Thorne didn’t look amused. “She and her national media connections remain available to me only so long as she doesn’t find Evelyn Wilde, in which case she’ll no longer need us. So here is my ultimatum: Stay away from Lesley, or I will bury you at the end of the earth. Lesley will never be the wiser and will continue to carry out her
senseless grail quest to settle her family vendetta.”
“Fine,” Ash said. “Then give me back my little sister.”
This made Thorne chuckle. “You can’t get something ‘back’ that you never had to begin with. No, your little sister is the last cog in a machine I’ve spent the last two years assembling, and if you attempt to remove her, then—”
“Yeah, yeah,
you’ll bury me at the end of the earth
,” Ash repeated. “You should take some of the money you spent on that dinner jacket and buy some new lines.”
“Enjoy the presentation.” Thorne straightened the lapel of his jacket. “And just remember”—he spread his hands open threateningly—“that killing you would be a
breeze
.” He vanished out of the archway, leaving Ash alone in the grotto.

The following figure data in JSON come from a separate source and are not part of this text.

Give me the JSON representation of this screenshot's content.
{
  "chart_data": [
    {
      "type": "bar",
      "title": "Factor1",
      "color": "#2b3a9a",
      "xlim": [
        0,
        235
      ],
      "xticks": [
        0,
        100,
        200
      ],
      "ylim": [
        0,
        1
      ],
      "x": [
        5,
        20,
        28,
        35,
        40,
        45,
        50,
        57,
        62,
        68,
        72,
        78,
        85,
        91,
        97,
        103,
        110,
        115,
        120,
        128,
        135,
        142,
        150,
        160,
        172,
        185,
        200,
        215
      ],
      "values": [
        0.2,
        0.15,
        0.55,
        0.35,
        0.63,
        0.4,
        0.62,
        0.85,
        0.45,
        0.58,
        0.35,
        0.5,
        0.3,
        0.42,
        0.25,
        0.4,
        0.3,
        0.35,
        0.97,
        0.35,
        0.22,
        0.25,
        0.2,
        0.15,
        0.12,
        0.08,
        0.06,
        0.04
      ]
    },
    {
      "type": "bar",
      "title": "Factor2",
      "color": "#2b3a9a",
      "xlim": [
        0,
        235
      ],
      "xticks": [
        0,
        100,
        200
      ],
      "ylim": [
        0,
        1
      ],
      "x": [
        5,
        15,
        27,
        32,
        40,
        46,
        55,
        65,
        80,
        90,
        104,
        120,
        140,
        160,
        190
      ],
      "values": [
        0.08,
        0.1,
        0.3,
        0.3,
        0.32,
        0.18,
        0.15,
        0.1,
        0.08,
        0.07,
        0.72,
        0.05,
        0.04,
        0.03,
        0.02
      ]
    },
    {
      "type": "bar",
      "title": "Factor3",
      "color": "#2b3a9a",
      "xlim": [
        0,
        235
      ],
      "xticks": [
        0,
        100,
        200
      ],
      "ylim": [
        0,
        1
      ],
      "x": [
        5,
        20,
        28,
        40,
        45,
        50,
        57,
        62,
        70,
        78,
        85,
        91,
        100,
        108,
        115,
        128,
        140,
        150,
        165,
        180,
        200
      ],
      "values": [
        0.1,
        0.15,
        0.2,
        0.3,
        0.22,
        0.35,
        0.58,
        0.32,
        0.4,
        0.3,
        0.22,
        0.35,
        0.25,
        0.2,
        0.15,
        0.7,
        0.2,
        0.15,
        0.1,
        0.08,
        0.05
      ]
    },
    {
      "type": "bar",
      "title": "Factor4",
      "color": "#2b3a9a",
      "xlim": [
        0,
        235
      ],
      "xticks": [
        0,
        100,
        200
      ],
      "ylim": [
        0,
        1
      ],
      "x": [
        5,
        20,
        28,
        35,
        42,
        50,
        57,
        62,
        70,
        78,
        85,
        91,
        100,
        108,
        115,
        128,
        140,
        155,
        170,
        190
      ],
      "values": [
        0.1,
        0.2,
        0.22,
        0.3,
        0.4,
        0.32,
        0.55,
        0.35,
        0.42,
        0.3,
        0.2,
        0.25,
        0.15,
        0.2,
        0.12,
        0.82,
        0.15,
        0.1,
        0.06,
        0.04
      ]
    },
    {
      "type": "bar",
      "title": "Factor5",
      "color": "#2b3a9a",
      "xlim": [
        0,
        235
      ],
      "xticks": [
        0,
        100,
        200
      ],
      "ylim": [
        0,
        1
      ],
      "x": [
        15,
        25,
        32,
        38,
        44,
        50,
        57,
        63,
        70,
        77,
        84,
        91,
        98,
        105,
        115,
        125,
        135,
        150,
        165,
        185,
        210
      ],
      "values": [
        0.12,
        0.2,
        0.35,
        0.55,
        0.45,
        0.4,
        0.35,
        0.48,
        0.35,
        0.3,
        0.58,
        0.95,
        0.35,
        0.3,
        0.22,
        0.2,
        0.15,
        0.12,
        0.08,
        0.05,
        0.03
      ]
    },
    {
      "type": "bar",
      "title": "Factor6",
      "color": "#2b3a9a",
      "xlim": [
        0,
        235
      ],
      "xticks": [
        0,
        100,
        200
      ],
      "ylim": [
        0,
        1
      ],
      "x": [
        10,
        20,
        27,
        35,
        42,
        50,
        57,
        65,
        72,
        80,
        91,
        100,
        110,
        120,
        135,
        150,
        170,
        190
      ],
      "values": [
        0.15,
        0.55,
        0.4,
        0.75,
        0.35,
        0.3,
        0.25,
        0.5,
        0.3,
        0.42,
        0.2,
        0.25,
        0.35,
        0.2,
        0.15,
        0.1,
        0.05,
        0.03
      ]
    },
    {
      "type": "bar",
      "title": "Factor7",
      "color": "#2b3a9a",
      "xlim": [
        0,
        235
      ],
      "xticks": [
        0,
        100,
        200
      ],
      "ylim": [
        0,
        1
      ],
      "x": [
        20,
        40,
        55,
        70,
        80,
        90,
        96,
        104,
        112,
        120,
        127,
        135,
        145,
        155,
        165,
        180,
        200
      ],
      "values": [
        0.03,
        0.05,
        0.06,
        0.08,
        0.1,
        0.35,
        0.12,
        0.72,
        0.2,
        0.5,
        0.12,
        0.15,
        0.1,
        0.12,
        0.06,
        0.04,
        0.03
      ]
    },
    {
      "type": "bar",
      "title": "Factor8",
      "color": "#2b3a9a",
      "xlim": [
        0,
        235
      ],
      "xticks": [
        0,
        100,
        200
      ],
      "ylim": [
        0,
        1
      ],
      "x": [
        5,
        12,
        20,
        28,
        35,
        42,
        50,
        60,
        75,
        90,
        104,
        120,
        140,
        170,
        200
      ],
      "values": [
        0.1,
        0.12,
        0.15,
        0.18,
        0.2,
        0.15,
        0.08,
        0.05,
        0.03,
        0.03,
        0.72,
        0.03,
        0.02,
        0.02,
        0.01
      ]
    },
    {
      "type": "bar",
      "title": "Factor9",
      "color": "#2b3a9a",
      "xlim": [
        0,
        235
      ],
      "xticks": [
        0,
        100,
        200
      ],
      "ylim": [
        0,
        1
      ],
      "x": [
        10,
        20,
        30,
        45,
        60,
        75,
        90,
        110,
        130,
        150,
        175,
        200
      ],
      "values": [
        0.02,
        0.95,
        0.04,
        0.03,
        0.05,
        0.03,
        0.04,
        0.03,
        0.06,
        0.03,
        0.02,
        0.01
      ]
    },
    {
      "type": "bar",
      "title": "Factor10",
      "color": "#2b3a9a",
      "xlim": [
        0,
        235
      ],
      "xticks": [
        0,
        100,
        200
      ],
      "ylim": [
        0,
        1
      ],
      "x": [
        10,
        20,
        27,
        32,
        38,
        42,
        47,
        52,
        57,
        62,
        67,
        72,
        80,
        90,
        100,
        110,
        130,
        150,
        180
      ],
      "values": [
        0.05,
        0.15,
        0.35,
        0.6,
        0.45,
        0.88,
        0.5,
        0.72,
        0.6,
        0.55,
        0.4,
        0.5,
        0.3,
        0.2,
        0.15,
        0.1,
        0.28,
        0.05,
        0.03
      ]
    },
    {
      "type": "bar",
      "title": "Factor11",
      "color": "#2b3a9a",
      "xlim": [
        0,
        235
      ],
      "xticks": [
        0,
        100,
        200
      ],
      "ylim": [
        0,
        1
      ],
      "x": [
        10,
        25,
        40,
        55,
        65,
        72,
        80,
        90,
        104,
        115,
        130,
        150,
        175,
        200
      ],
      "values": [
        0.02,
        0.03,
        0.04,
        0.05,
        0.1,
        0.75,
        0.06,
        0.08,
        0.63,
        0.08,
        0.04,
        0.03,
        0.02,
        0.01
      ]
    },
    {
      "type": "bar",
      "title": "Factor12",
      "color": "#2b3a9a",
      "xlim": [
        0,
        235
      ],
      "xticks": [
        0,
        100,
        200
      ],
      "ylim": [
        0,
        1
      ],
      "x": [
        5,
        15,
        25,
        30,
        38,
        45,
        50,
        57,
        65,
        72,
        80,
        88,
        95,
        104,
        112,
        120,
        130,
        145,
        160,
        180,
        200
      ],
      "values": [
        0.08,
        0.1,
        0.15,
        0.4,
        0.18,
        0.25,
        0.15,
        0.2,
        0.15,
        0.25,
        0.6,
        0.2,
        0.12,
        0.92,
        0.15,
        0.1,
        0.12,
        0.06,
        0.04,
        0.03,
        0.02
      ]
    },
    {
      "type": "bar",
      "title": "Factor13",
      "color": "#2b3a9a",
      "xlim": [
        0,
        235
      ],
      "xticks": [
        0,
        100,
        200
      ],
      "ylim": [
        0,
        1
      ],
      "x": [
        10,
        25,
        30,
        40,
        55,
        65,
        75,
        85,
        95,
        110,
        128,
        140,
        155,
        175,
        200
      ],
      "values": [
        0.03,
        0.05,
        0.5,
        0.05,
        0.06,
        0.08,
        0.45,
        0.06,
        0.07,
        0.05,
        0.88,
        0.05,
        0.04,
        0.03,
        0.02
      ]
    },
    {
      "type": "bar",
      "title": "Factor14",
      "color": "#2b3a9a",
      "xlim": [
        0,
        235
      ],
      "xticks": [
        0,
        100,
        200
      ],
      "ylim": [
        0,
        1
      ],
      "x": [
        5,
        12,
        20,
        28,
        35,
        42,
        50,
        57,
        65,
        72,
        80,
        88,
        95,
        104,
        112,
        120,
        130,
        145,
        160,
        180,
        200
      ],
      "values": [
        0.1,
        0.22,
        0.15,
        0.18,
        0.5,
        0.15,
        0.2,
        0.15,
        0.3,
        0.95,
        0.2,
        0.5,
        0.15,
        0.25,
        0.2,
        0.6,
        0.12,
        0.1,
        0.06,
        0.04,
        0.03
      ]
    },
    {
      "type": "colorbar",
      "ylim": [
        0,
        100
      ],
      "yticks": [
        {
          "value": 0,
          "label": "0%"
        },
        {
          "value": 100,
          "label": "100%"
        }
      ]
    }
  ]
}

It took a few moments of heavy breathing for Ash to realize that she still had the flute gripped tightly in her hand. “Great,” she whispered to herself as she brushed the dust off the back of her dress and straightened herself out. Twenty-four hours in Miami and she’d already interrupted a Mafia interrogation, blown her cover at the villa party, and made quick enemies with a god who made Eve look like a graduate of charm school by comparison. With a long sigh Ash wandered out of the grotto and up to the moat around the central island, where she tossed the broken stem of the champagne glass into the water.
Ash joined the steady procession of visitors heading to “the Mound,” where the presentation was about to start. With all the red masks and white jackets and
dresses, they looked like a string of bloody pearls that had been scattered over the emerald garden. As Ash ascended the steps with the others, she spotted Wes on the opposite staircase. He gave her a quick nod but then broke eye contact and picked up his pace.
The Mound was a circular dais elevated above the gardens, sheltered by a ring of tall mangrove trees. The facility had set up enough chairs to accommodate at least two hundred people, and the chairs were all facing “the casino,” a little white open-air house illuminated blue by a series of spotlights. In front of the casino was a projector and screen. But what caught Ash’s eye was the mysterious nine-foot-tall object beside the projector screen, which was shrouded by a curtain. Looked like this presentation was going to be knee-deep in surprises.